Strain energy density function given by the incompressible Gent material model $W=-\frac{1}{2}\mu J_m\log \{1-[(I_1-3)/J_m]\}$ [21], with $J_m=97$, plotted in log-log scales (black solid line). Note that $J_m+3$ is the limiting value of the first invariant $I_1$. The strain energy density function for the neo-Hookean material is plotted with a dashed line. The two gray straight lines indicate slopes 1 and 2, i.e., values of the local exponent ${\alpha }_1$ equal to 1 and 2. Here, $I_{10}^{*}$ is the value of the first invariant beyond which the local exponent is larger than $3/2$.

Figure 7

(a) Snapshots of the experiment of loading a needle (diameter $D$ and grafted with about 5-nm layer of polydimethylsiloxane chains) inside the gel with a thin layer of silicone oil (AR20, Sigma Aldrich) on its surface.

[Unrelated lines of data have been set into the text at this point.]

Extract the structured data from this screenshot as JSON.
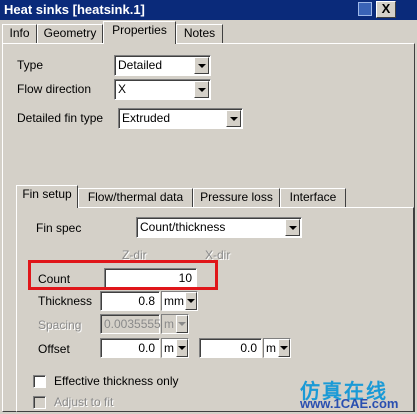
{
  "window": {
    "title": "Heat sinks [heatsink.1]",
    "close_label": "X"
  },
  "top_tabs": [
    {
      "label": "Info"
    },
    {
      "label": "Geometry"
    },
    {
      "label": "Properties"
    },
    {
      "label": "Notes"
    }
  ],
  "properties": {
    "type_label": "Type",
    "type_value": "Detailed",
    "flow_direction_label": "Flow direction",
    "flow_direction_value": "X",
    "fin_type_label": "Detailed fin type",
    "fin_type_value": "Extruded"
  },
  "inner_tabs": [
    {
      "label": "Fin setup"
    },
    {
      "label": "Flow/thermal data"
    },
    {
      "label": "Pressure loss"
    },
    {
      "label": "Interface"
    }
  ],
  "fin_setup": {
    "fin_spec_label": "Fin spec",
    "fin_spec_value": "Count/thickness",
    "zdir_header": "Z-dir",
    "xdir_header": "X-dir",
    "count_label": "Count",
    "count_value": "10",
    "thickness_label": "Thickness",
    "thickness_value": "0.8",
    "thickness_unit": "mm",
    "spacing_label": "Spacing",
    "spacing_value": "0.0035555",
    "spacing_unit": "m",
    "offset_label": "Offset",
    "offset_z_value": "0.0",
    "offset_z_unit": "m",
    "offset_x_value": "0.0",
    "offset_x_unit": "m",
    "effective_thickness_label": "Effective thickness only",
    "adjust_to_fit_label": "Adjust to fit"
  },
  "watermark": {
    "text": "仿真在线",
    "url": "www.1CAE.com"
  },
  "colors": {
    "title_bar": "#0a2a7a",
    "dialog_bg": "#d4d0c8",
    "highlight": "#e0161a",
    "watermark": "#1a9ad6"
  }
}
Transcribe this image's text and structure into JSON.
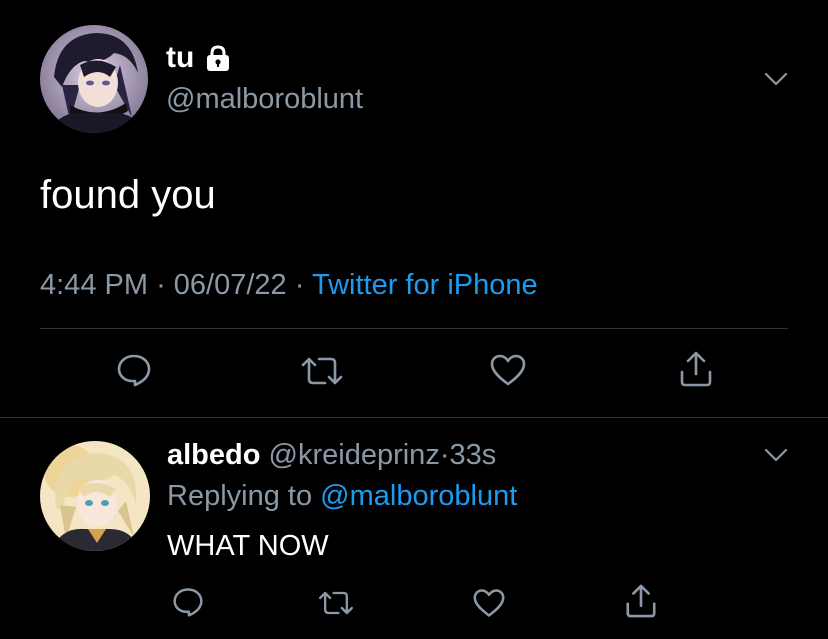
{
  "main_tweet": {
    "display_name": "tu",
    "handle": "@malboroblunt",
    "text": "found you",
    "time": "4:44 PM",
    "separator": "·",
    "date": "06/07/22",
    "source": "Twitter for iPhone",
    "icons": {
      "lock": "lock-icon",
      "menu": "chevron-down-icon",
      "reply": "comment-icon",
      "retweet": "retweet-icon",
      "like": "heart-icon",
      "share": "share-icon"
    }
  },
  "reply_tweet": {
    "display_name": "albedo",
    "handle": "@kreideprinz",
    "separator": "·",
    "time_ago": "33s",
    "replying_label": "Replying to",
    "replying_to": "@malboroblunt",
    "text": "WHAT NOW"
  },
  "colors": {
    "background": "#000000",
    "text_primary": "#ffffff",
    "text_secondary": "#8b98a5",
    "accent": "#1d9bf0",
    "divider": "#2f3336"
  }
}
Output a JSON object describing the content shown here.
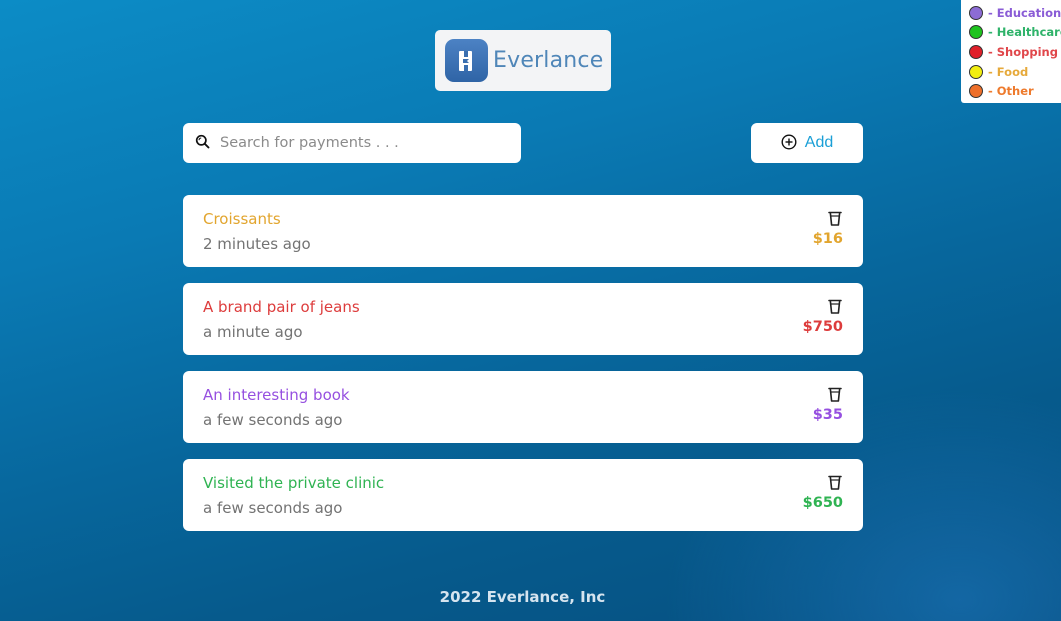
{
  "legend": [
    {
      "label": "- Education",
      "color": "#8a5cd6",
      "dot": "#8c6cd4"
    },
    {
      "label": "- Healthcare",
      "color": "#2fb36a",
      "dot": "#1ec31e"
    },
    {
      "label": "- Shopping",
      "color": "#e0464a",
      "dot": "#e0202a"
    },
    {
      "label": "- Food",
      "color": "#e6a93a",
      "dot": "#f2ee10"
    },
    {
      "label": "- Other",
      "color": "#ee7a2c",
      "dot": "#ee6f2a"
    }
  ],
  "logo": {
    "text": "Everlance",
    "icon": "everlance-logo-icon"
  },
  "search": {
    "placeholder": "Search for payments . . .",
    "icon": "search-icon"
  },
  "add_button": {
    "label": "Add",
    "icon": "plus-circle-icon"
  },
  "payments": [
    {
      "title": "Croissants",
      "time": "2 minutes ago",
      "amount": "$16",
      "color": "#e2a52e"
    },
    {
      "title": "A brand pair of jeans",
      "time": "a minute ago",
      "amount": "$750",
      "color": "#dd3c3c"
    },
    {
      "title": "An interesting book",
      "time": "a few seconds ago",
      "amount": "$35",
      "color": "#9650e0"
    },
    {
      "title": "Visited the private clinic",
      "time": "a few seconds ago",
      "amount": "$650",
      "color": "#2fb352"
    }
  ],
  "footer": {
    "text": "2022 Everlance, Inc"
  }
}
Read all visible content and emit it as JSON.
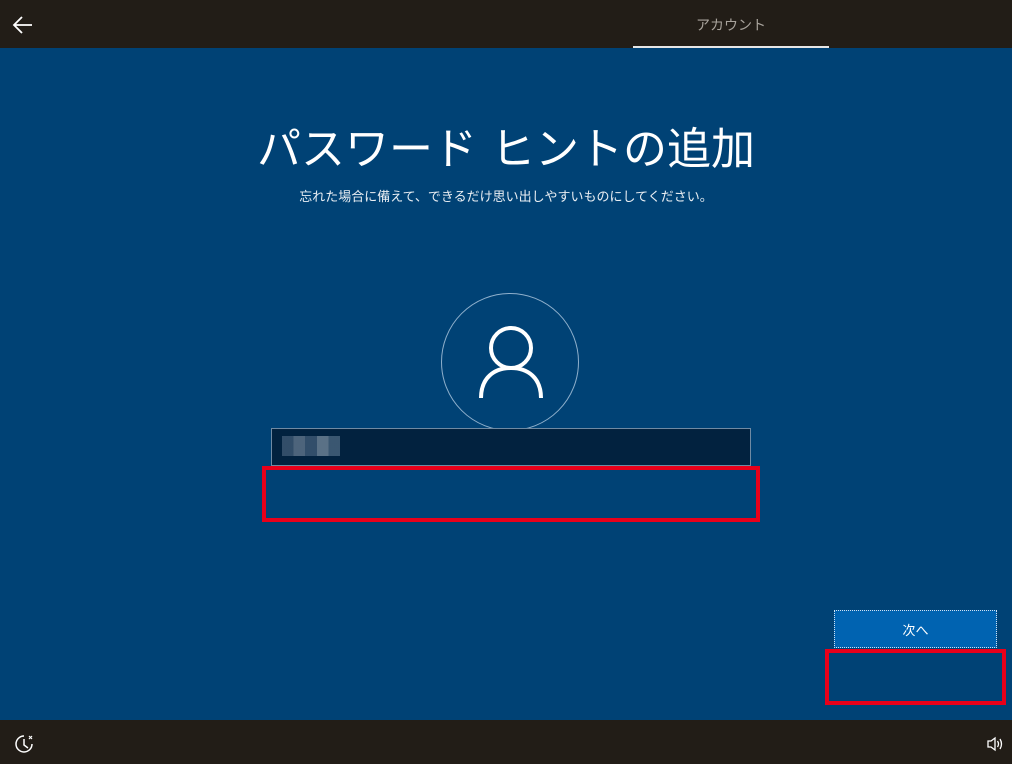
{
  "header": {
    "back_icon": "back-arrow-icon",
    "tab_label": "アカウント"
  },
  "main": {
    "title": "パスワード ヒントの追加",
    "subtitle": "忘れた場合に備えて、できるだけ思い出しやすいものにしてください。",
    "avatar_icon": "user-icon",
    "hint_input": {
      "value": "",
      "placeholder": ""
    },
    "next_button_label": "次へ"
  },
  "footer": {
    "accessibility_icon": "ease-of-access-icon",
    "volume_icon": "speaker-icon"
  },
  "colors": {
    "background": "#004275",
    "bars": "#221d17",
    "highlight": "#e8001a",
    "button": "#0063b1"
  }
}
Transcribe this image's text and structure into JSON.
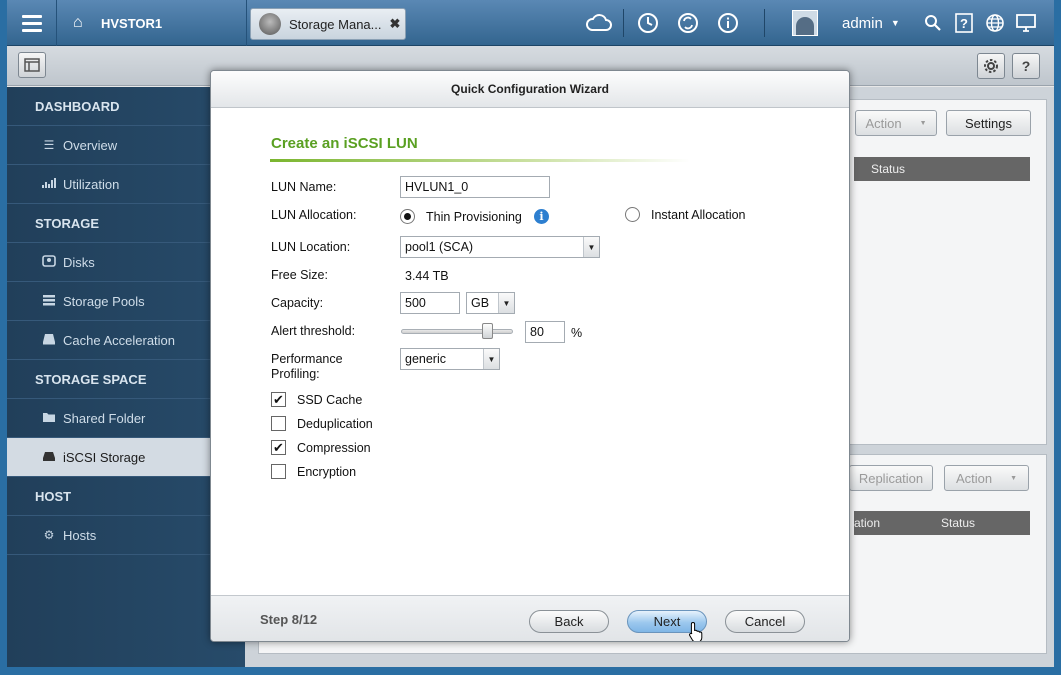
{
  "topbar": {
    "nas_name": "HVSTOR1",
    "app_tab_label": "Storage Mana...",
    "app_tab_close": "✖",
    "user_name": "admin",
    "caret": "▼"
  },
  "sidebar": {
    "sections": [
      {
        "label": "DASHBOARD",
        "items": [
          {
            "label": "Overview",
            "icon": "list-icon"
          },
          {
            "label": "Utilization",
            "icon": "chart-icon"
          }
        ]
      },
      {
        "label": "STORAGE",
        "items": [
          {
            "label": "Disks",
            "icon": "disk-icon"
          },
          {
            "label": "Storage Pools",
            "icon": "pools-icon"
          },
          {
            "label": "Cache Acceleration",
            "icon": "cache-icon"
          }
        ]
      },
      {
        "label": "STORAGE SPACE",
        "items": [
          {
            "label": "Shared Folder",
            "icon": "folder-icon"
          },
          {
            "label": "iSCSI Storage",
            "icon": "iscsi-icon"
          }
        ]
      },
      {
        "label": "HOST",
        "items": [
          {
            "label": "Hosts",
            "icon": "gear-icon"
          }
        ]
      }
    ]
  },
  "background": {
    "top_action_label": "Action",
    "settings_label": "Settings",
    "top_status_header": "Status",
    "replication_label": "Replication",
    "bottom_action_label": "Action",
    "bottom_col_partial": "ation",
    "bottom_status_header": "Status"
  },
  "wizard": {
    "title": "Quick Configuration Wizard",
    "heading": "Create an iSCSI LUN",
    "lun_name_label": "LUN Name:",
    "lun_name_value": "HVLUN1_0",
    "allocation_label": "LUN Allocation:",
    "thin_label": "Thin Provisioning",
    "instant_label": "Instant Allocation",
    "allocation_selected": "thin",
    "location_label": "LUN Location:",
    "location_value": "pool1 (SCA)",
    "free_size_label": "Free Size:",
    "free_size_value": "3.44 TB",
    "capacity_label": "Capacity:",
    "capacity_value": "500",
    "capacity_unit": "GB",
    "alert_label": "Alert threshold:",
    "alert_value": "80",
    "alert_unit": "%",
    "alert_fraction": 0.8,
    "profiling_label_1": "Performance",
    "profiling_label_2": "Profiling:",
    "profiling_value": "generic",
    "options": [
      {
        "label": "SSD Cache",
        "checked": true
      },
      {
        "label": "Deduplication",
        "checked": false
      },
      {
        "label": "Compression",
        "checked": true
      },
      {
        "label": "Encryption",
        "checked": false
      }
    ],
    "step": "Step 8/12",
    "back_label": "Back",
    "next_label": "Next",
    "cancel_label": "Cancel"
  },
  "colors": {
    "accent_green": "#5aa022",
    "topbar_blue": "#33658f",
    "sidebar_bg": "#213f5a",
    "info_blue": "#2d7fd0"
  }
}
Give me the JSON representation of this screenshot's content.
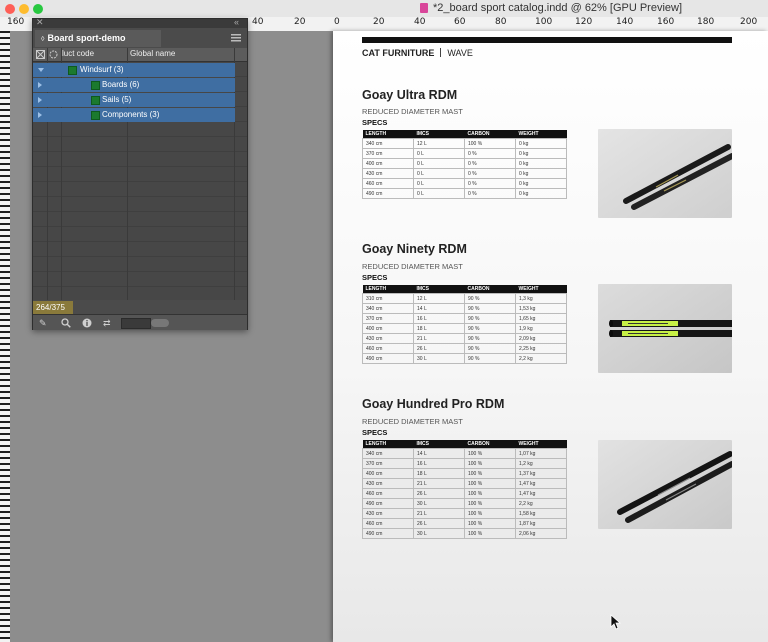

The oil above the gel reduces friction by lubricating the contact between the needle and the gel during indentation. The red dye demarcates the interface between the gel and silicone oil. After unloading the needle from the gel, the dyed interface retracts to its original position, showing that there was no fracture in the gel. (b) For these experiments of loading a sharp needle (inset) inside the gel ($\mu =478\mathrm{Pa}$), the nondimensional force $P/\mu D^2$ varies almost as the square of the nondimensional displacement $\delta /D$. An uncertainty analysis yields the value of the power of $\delta /D$ as $1.99\pm 0.03$. (c) When the same needle is indented in the gel while undergoing vertical vibrations, a fine fracture is induced by the indentation. The needle undergoes square-wave oscillations (amplitude of vibration of about 0.64 mm) along its axial direction, which were generated by a waveform generator (Agilent, Model 33120A), connected to a mechanical oscillator (Pasco Scientific, Model No: SF-9324) via an amplifier (Sherwood, Model No: RX-4105).